1. A polyaspartic manganese polymeric complex, characterized in that, Its molecular structure is shown in Formula I: (I) Where m is 1 to 33 and n is 0 to 100.

2. A method for preparing the polyaspartic manganese polymer complex according to claim 1, characterized in that, Includes the following steps: S1) Add manganese chloride tetrahydrate solution to sodium polyaspartate solution, stir and mix evenly to carry out coordination reaction, and form Mn-PAsp solution; After the S2 reaction is completed, the resulting Mn-PAsp solution is purified and dried to obtain a solid product, namely a polyaspartic acid manganese polymer complex.

3. The preparation method according to claim 2, characterized in that, The concentration of the sodium polyaspartate solution mentioned in step S1) is 5-15 mg / mL.

4. The preparation method according to claim 3, characterized in that, The concentration of the manganese chloride tetrahydrate solution in step S1) is 9.9-79 mg / mL.

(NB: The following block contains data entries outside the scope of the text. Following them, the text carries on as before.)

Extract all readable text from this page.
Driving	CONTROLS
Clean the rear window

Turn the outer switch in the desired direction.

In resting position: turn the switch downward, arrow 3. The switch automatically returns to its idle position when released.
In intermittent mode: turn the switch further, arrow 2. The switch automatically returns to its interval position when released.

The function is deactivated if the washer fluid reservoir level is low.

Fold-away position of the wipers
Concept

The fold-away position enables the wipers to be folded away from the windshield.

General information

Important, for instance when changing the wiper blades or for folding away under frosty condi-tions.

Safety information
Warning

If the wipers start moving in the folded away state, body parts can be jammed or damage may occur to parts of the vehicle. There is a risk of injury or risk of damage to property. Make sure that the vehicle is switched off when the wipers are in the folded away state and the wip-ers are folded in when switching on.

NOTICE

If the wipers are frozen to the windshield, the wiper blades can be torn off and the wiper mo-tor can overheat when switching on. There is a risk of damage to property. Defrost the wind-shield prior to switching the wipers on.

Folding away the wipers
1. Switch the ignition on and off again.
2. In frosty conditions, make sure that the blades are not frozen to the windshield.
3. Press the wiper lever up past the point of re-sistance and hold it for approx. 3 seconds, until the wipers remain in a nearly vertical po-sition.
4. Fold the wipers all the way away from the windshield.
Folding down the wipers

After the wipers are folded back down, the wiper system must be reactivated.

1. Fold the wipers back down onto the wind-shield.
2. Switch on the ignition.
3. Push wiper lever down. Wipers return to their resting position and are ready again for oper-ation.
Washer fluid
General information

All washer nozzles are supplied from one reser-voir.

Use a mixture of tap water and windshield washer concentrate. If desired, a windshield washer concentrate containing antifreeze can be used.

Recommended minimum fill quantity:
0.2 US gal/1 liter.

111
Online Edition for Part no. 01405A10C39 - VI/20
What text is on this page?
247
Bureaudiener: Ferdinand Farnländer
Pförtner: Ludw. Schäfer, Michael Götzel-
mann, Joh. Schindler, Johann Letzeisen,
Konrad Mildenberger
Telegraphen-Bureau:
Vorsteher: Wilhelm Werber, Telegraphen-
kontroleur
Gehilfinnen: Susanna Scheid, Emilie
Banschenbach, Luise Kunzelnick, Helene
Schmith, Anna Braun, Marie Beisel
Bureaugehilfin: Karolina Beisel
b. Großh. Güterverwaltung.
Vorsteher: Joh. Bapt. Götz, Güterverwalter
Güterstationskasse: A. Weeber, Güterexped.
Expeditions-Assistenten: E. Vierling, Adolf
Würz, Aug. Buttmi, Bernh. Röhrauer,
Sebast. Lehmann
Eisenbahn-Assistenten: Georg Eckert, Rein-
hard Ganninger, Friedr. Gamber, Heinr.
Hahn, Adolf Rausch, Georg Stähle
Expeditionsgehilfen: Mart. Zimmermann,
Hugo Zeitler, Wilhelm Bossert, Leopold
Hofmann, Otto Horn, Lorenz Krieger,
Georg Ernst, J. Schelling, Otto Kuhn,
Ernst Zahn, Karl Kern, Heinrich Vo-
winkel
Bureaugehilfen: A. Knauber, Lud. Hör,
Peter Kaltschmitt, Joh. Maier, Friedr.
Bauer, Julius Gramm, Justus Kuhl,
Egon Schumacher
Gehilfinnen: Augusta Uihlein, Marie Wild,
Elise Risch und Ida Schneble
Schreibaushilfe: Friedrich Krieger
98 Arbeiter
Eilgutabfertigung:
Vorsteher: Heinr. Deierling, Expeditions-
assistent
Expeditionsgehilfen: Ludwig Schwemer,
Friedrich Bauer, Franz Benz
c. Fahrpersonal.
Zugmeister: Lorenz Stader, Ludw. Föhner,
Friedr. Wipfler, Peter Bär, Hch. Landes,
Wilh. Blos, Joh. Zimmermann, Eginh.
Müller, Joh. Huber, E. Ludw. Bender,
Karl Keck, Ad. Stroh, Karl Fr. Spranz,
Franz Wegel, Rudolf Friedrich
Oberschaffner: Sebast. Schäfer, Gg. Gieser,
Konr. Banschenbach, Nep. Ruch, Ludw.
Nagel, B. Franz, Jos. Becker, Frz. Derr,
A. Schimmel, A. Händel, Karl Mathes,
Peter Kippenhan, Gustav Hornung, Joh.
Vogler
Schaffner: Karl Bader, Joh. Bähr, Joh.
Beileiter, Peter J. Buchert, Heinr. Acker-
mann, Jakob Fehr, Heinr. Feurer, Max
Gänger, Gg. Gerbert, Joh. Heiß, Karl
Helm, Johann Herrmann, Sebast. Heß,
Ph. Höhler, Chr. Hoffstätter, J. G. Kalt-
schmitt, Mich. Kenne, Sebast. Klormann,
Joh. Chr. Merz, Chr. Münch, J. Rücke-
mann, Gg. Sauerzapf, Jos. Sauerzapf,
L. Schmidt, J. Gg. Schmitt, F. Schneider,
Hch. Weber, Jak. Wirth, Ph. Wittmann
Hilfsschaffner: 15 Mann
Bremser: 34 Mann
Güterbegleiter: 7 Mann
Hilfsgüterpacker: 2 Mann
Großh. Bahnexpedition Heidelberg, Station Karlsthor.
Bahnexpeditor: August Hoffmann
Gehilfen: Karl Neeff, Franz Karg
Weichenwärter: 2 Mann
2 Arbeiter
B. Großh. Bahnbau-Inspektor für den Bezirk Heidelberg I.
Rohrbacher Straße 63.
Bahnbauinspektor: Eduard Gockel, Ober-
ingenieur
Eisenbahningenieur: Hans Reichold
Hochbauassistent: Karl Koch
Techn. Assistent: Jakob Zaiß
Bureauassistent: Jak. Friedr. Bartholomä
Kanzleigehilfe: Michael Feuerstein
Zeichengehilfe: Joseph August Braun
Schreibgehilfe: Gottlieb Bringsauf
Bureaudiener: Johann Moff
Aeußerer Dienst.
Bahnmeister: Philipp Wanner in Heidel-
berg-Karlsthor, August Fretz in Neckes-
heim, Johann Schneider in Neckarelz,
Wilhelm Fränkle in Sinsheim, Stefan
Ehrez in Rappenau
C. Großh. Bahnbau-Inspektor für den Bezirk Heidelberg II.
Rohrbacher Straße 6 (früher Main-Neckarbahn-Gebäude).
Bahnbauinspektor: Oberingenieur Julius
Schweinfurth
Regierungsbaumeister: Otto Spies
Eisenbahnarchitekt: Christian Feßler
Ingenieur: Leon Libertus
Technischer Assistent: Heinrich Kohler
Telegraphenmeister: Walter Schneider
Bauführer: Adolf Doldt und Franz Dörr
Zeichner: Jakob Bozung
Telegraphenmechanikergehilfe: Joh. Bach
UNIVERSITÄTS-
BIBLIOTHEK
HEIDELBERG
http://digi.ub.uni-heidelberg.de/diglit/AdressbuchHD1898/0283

5. The preparation method according to claim 4, characterized in that, The volume ratio of the sodium polyaspartate solution to the manganese chloride tetrahydrate solution in step S1) is (5-15):

1.

6. The preparation method according to claim 1, characterized in that, The process conditions for the coordination reaction described in step S1) are: the pH value of the reaction system is 7.0-12.0, and the reaction is carried out at room temperature for 1.5-3 hours.

7. The preparation method according to claim 6, characterized in that, The purification described in step S2) is specifically dialysis.

8. The preparation method according to claim 7, characterized in that, The drying process described in step S2) is freeze drying.

9. The application of the polyaspartic manganese polymer complex according to claim 1 in renal functional magnetic resonance contrast agents.